Un « vrai », comprenez un chrono établi dans des conditions normalisées, et non pas dans le cadre établi par Nike avec en particulier la présence constante de six « Pacers » placés en escouade devant Eliud Kipchoge, chargés de lui donner le rythme, et de le protéger du vent, et également la possibilité pour le coureur de se ravitailler à chaque tour, avec l’aide d’une personne lui tendant un tube chaque 2.4 km, alors qu’en course, le rythme est celui de 5 km, et que chacun doit trouver son bidon sur la table.

L’avantage apporté par la chaussure VaporFly s’avère finalement le seul qui pourra être reproduit dans les futurs marathons d’Eliud Kipchoge ou d’autres coureurs, et déjà, les prédictions tombent pour un prochain chrono de 2h01’ lors du marathon de Berlin fin septembre.

Et le dopage ???

Mais bien sûr, dans la très grande quantité d’écrits réalisés sur cet évènement atypique, il n’a pu être exclu les points liés au dopage. C’est bien sûr le site « Let’s Run » qui le mieux soulevé les questionnements, grâce à l’entraîneur américain Steve Magness, très légitime en raison de sa qualité de lanceur d’alerte, pour avoir révélé certaines pratiques d’Alberto Salazar.

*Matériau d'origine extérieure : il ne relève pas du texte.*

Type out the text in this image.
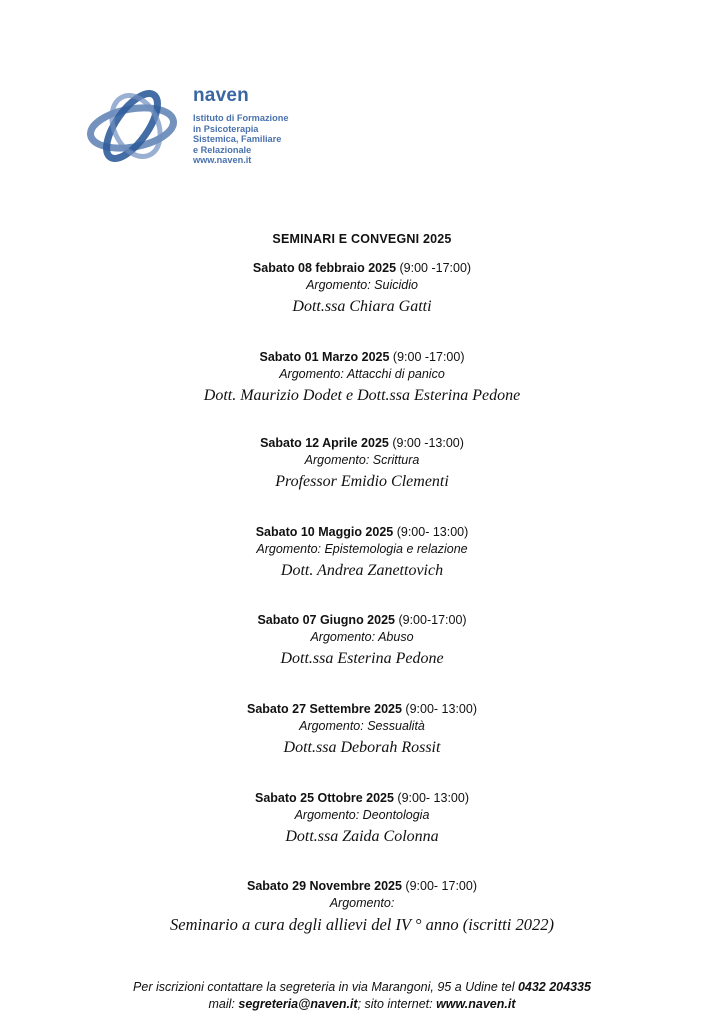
naven
Istituto di Formazione
in Psicoterapia
Sistemica, Familiare
e Relazionale
www.naven.it
SEMINARI E CONVEGNI 2025
Sabato 08 febbraio 2025 (9:00 -17:00)
Argomento: Suicidio
Dott.ssa Chiara Gatti
Sabato 01 Marzo 2025 (9:00 -17:00)
Argomento: Attacchi di panico
Dott. Maurizio Dodet e Dott.ssa Esterina Pedone
Sabato 12 Aprile 2025 (9:00 -13:00)
Argomento: Scrittura
Professor Emidio Clementi
Sabato 10 Maggio 2025 (9:00- 13:00)
Argomento: Epistemologia e relazione
Dott. Andrea Zanettovich
Sabato 07 Giugno 2025 (9:00-17:00)
Argomento: Abuso
Dott.ssa Esterina Pedone
Sabato 27 Settembre 2025 (9:00- 13:00)
Argomento: Sessualità
Dott.ssa Deborah Rossit
Sabato 25 Ottobre 2025 (9:00- 13:00)
Argomento: Deontologia
Dott.ssa Zaida Colonna
Sabato 29 Novembre 2025 (9:00- 17:00)
Argomento:
Seminario a cura degli allievi del IV ° anno (iscritti 2022)
Per iscrizioni contattare la segreteria in via Marangoni, 95 a Udine tel 0432 204335
mail: segreteria@naven.it; sito internet: www.naven.it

Steve Magness de souligner combien il convient que Nike soit vigilant à donner des informations plus précises sur cet aspect essentiel : « Quand les journalistes les interrogent sur ça, Nike répond que les gars évoluent dans les règles IAAF et du WADA, et qu’ils sont testés. Mais ce n’est pas suffisant. On ne peut pas se contenter de dire qu’ils sont testés, et donc qu’on n’a pas à s’en inquiéter. »

Et Steve Magness d’insister : « Imaginons que la première personne à descendre sous les 2 heures soit finalement dopée, ce serait un drame pour notre sport… »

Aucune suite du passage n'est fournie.